Out of ideas: HP Quadro RTX 6000 Invisible on Intel systems

Hello! So after a too long of a time lurking I have a hardware issue on my hands that I have no idea how to approach.

I bought a second hand Quadro RTX 6000 (so 24GB Turing) for cheap and it only works in some of my systems.

GPU-Z reports the subsystem as HP and the seller confirms it came from an HP workstation. The actual device and subsystem IDs are 10DE 1E30 103C 12BA as reported by HP’s firmware updater tool.

So, the issue at hand - it works (almost*) perfectly fine in all of my AMD Ryzen systems, powers on and functions just fine, all VRAM usable, performance as expected. But it does not work on any of my Intel systems - Z79 Haswell/Broadwell, B760/Z790 12700KF/14900K - the system POSTs and boots up just fine, but the GPU just isn’t there, Windows device manager doesn’t see anything, Linux lspci comes up empty, no Quadro to be seen. Also nothing weird that I could spot in dmesg.

*I say “almost” perfectly because it seems like the PCIe PHY or PCB is a bit broken since it only negotiates x8 link speed, but all of these issues crop up in an x4 slot too so I think this is unrelated.

I tried setting PCIe link speeds to gen1 in the BIOS, various combinations of VT-d, SR-IOV support, Above 4G Decoding and ResizableBAR and ofc ASPM, but none of it does anything. The iGPU systems also don’t see it as present in the BIOS and won’t allow me to select dGPU output.

Another weird bit is that I tried to update the VBIOS, since the one on the card is basically a launch-time VBIOS (90.02.15.00.05), I tried HPE’s updater from here but all 3 versions of the updater just say the card is incompatible or that no supported hardware was found, which I find quite weird since it does seem to be a genuine HP card.

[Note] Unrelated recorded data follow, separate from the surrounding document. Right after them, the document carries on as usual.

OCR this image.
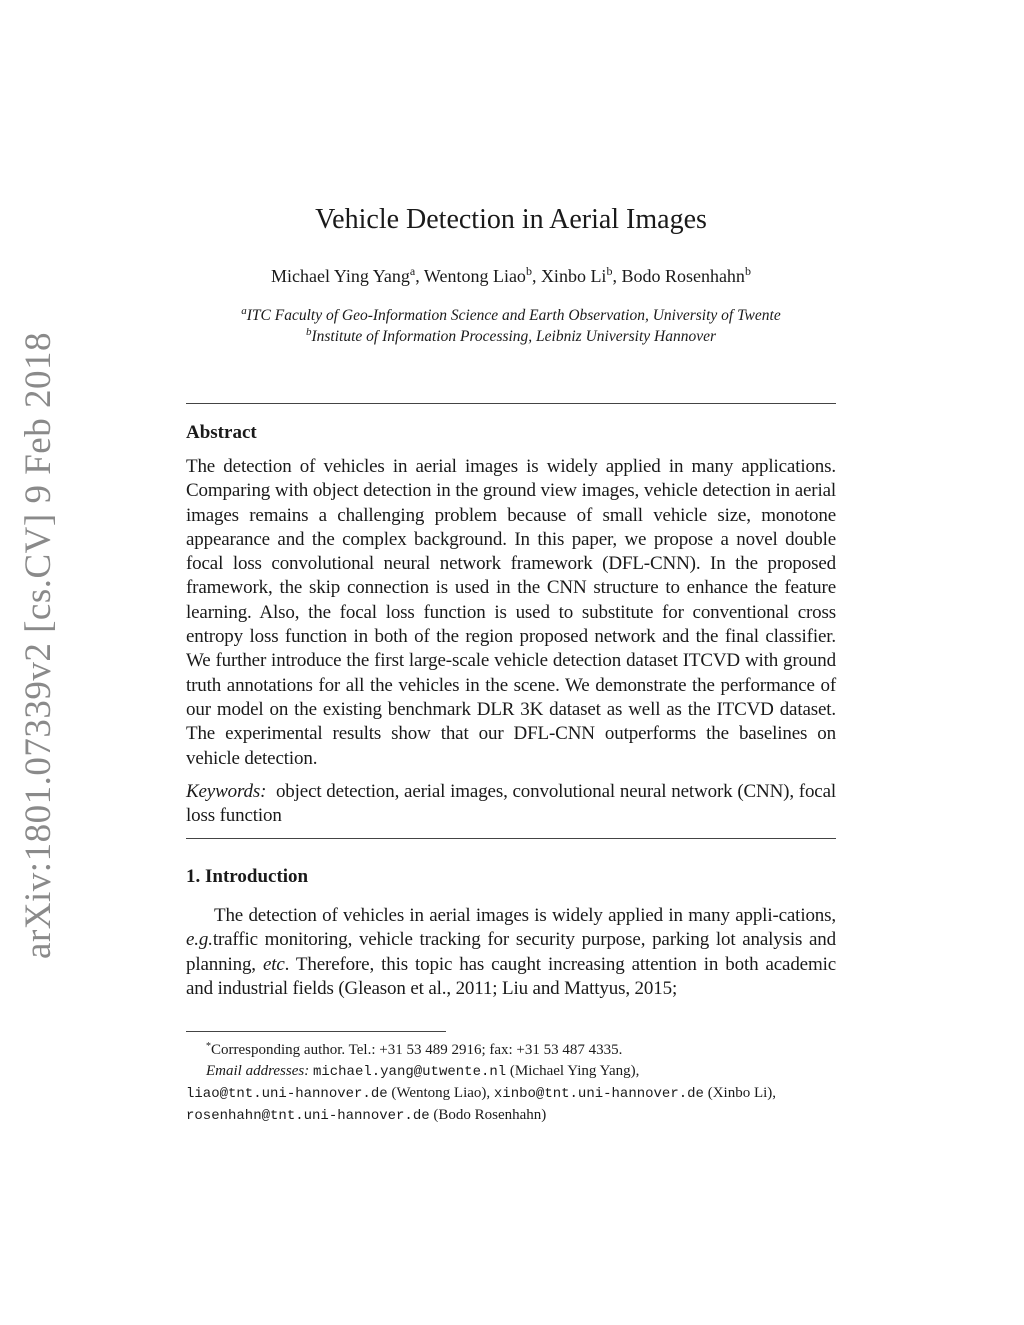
arXiv:1801.07339v2 [cs.CV] 9 Feb 2018
Vehicle Detection in Aerial Images
Michael Ying Yang$^a$, Wentong Liao$^b$, Xinbo Li$^b$, Bodo Rosenhahn$^b$
$^a$ITC Faculty of Geo-Information Science and Earth Observation, University of Twente
$^b$Institute of Information Processing, Leibniz University Hannover
Abstract
The detection of vehicles in aerial images is widely applied in many applications. Comparing with object detection in the ground view images, vehicle detection in aerial images remains a challenging problem because of small vehicle size, monotone appearance and the complex background. In this paper, we propose a novel double focal loss convolutional neural network framework (DFL-CNN). In the proposed framework, the skip connection is used in the CNN structure to enhance the feature learning. Also, the focal loss function is used to substitute for conventional cross entropy loss function in both of the region proposed network and the final classifier. We further introduce the first large-scale vehicle detection dataset ITCVD with ground truth annotations for all the vehicles in the scene. We demonstrate the performance of our model on the existing benchmark DLR 3K dataset as well as the ITCVD dataset. The experimental results show that our DFL-CNN outperforms the baselines on vehicle detection.
Keywords: object detection, aerial images, convolutional neural network (CNN), focal loss function
1. Introduction
The detection of vehicles in aerial images is widely applied in many appli-cations, e.g.traffic monitoring, vehicle tracking for security purpose, parking lot analysis and planning, etc. Therefore, this topic has caught increasing attention in both academic and industrial fields (Gleason et al., 2011; Liu and Mattyus, 2015;
*Corresponding author. Tel.: +31 53 489 2916; fax: +31 53 487 4335.
Email addresses: michael.yang@utwente.nl (Michael Ying Yang),
liao@tnt.uni-hannover.de (Wentong Liao), xinbo@tnt.uni-hannover.de (Xinbo Li),
rosenhahn@tnt.uni-hannover.de (Bodo Rosenhahn)
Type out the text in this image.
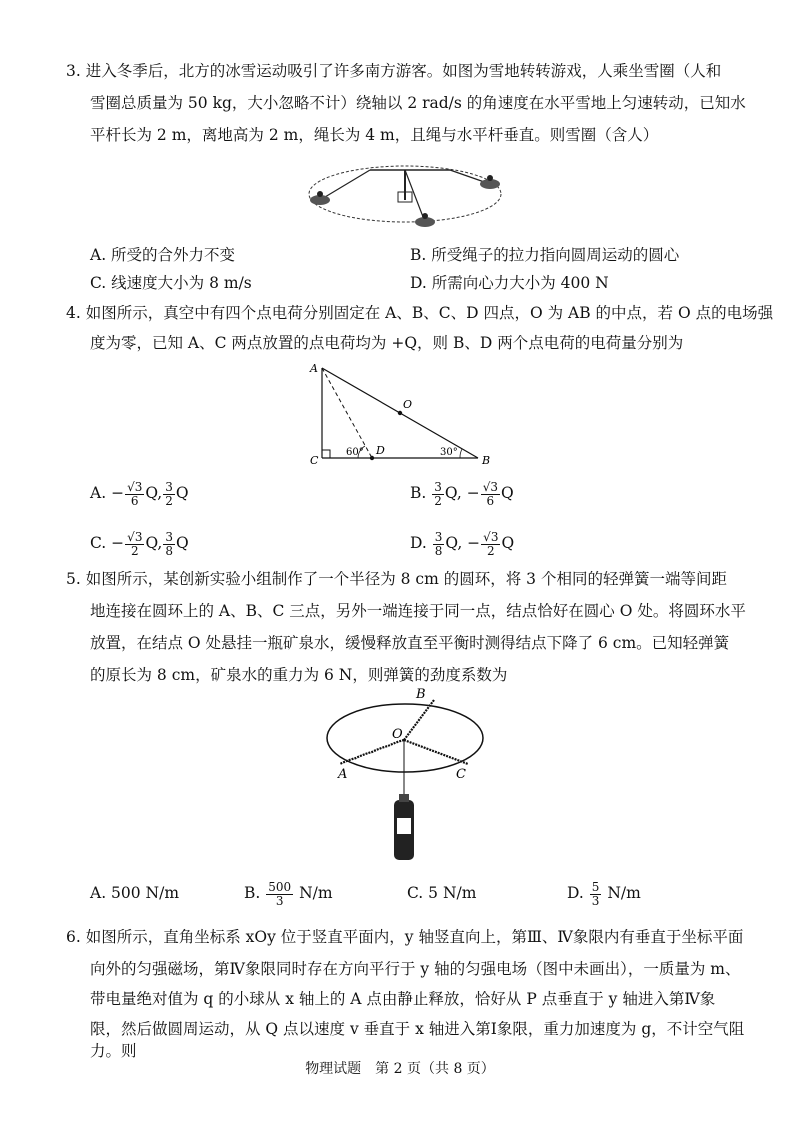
3. 进入冬季后，北方的冰雪运动吸引了许多南方游客。如图为雪地转转游戏，人乘坐雪圈（人和
雪圈总质量为 50 kg，大小忽略不计）绕轴以 2 rad/s 的角速度在水平雪地上匀速转动，已知水
平杆长为 2 m，离地高为 2 m，绳长为 4 m，且绳与水平杆垂直。则雪圈（含人）
A. 所受的合外力不变	B. 所受绳子的拉力指向圆周运动的圆心
C. 线速度大小为 8 m/s	D. 所需向心力大小为 400 N
4. 如图所示，真空中有四个点电荷分别固定在 A、B、C、D 四点，O 为 AB 的中点，若 O 点的电场强
度为零，已知 A、C 两点放置的点电荷均为 +Q，则 B、D 两个点电荷的电荷量分别为
A
O
C
D
B
60°	30°
A. − $\frac{√3}{6} Q$, $\frac{3}{2}$ Q	B. $\frac{3}{2} Q$, − $\frac{√3}{6}$ Q
C. − $\frac{√3}{2} Q$, $\frac{3}{8}$ Q	D. $\frac{3}{8} Q$, − $\frac{√3}{2}$ Q
5. 如图所示，某创新实验小组制作了一个半径为 8 cm 的圆环，将 3 个相同的轻弹簧一端等间距
地连接在圆环上的 A、B、C 三点，另外一端连接于同一点，结点恰好在圆心 O 处。将圆环水平
放置，在结点 O 处悬挂一瓶矿泉水，缓慢释放直至平衡时测得结点下降了 6 cm。已知轻弹簧
的原长为 8 cm，矿泉水的重力为 6 N，则弹簧的劲度系数为
B
O
A	C
A. 500 N/m	B. $\frac{500}{3} N/m$	C. 5 N/m	D. $\frac{5}{3} N/m$
6. 如图所示，直角坐标系 xOy 位于竖直平面内，y 轴竖直向上，第Ⅲ、Ⅳ象限内有垂直于坐标平面
向外的匀强磁场，第Ⅳ象限同时存在方向平行于 y 轴的匀强电场（图中未画出），一质量为 m、
带电量绝对值为 q 的小球从 x 轴上的 A 点由静止释放，恰好从 P 点垂直于 y 轴进入第Ⅳ象
限，然后做圆周运动，从 Q 点以速度 v 垂直于 x 轴进入第Ⅰ象限，重力加速度为 g，不计空气阻
力。则
物理试题　第 2 页（共 8 页）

I plan to eventually put the card into an EPYC based NAS which hopefully behaves the same as AM4/AM5, so it shouldn’t be an issue, but I’d rather have a card that works in all systems, so if anyone has any ideas, please help :sweat_smile:

1 Like

it is unlikely to work in x79 system if its using its full bar space
you might be able to toggle bar space options using the recently unlocked Nvidia bios flasher but do so at your own risk

you can find vbios on tech powerup and flash that via the nvidia bios flasher
make sure you have CSM disabled and above 4G decoding enabled and rebar on auto

1 Like

Oops, I meant to say Z97 up there, swapped the numbers around and didn’t notice. Thanks for the info, the Z97 test was moreso just to test something non-ASRock since both of my AlderLake/RaptorLake boards are ASRock…

anyway, don’t really mind if I can’t get it to work on the old board, but the LGA1700 ones not working is puzzling. I did try pretty much any combination of Above 4G/ReBAR/etc to no avail on those.

1 Like

Try using NVFlash and a bios from tech power up

2 Likes

Tried that (after finally gathering the courage to possibly brick the thing entirely, thank you for the final push to try it), found a 1 version older VBIOS on techpowerup and flashed it, overwriting the subsystem ID from HP to NVIDIA in the process.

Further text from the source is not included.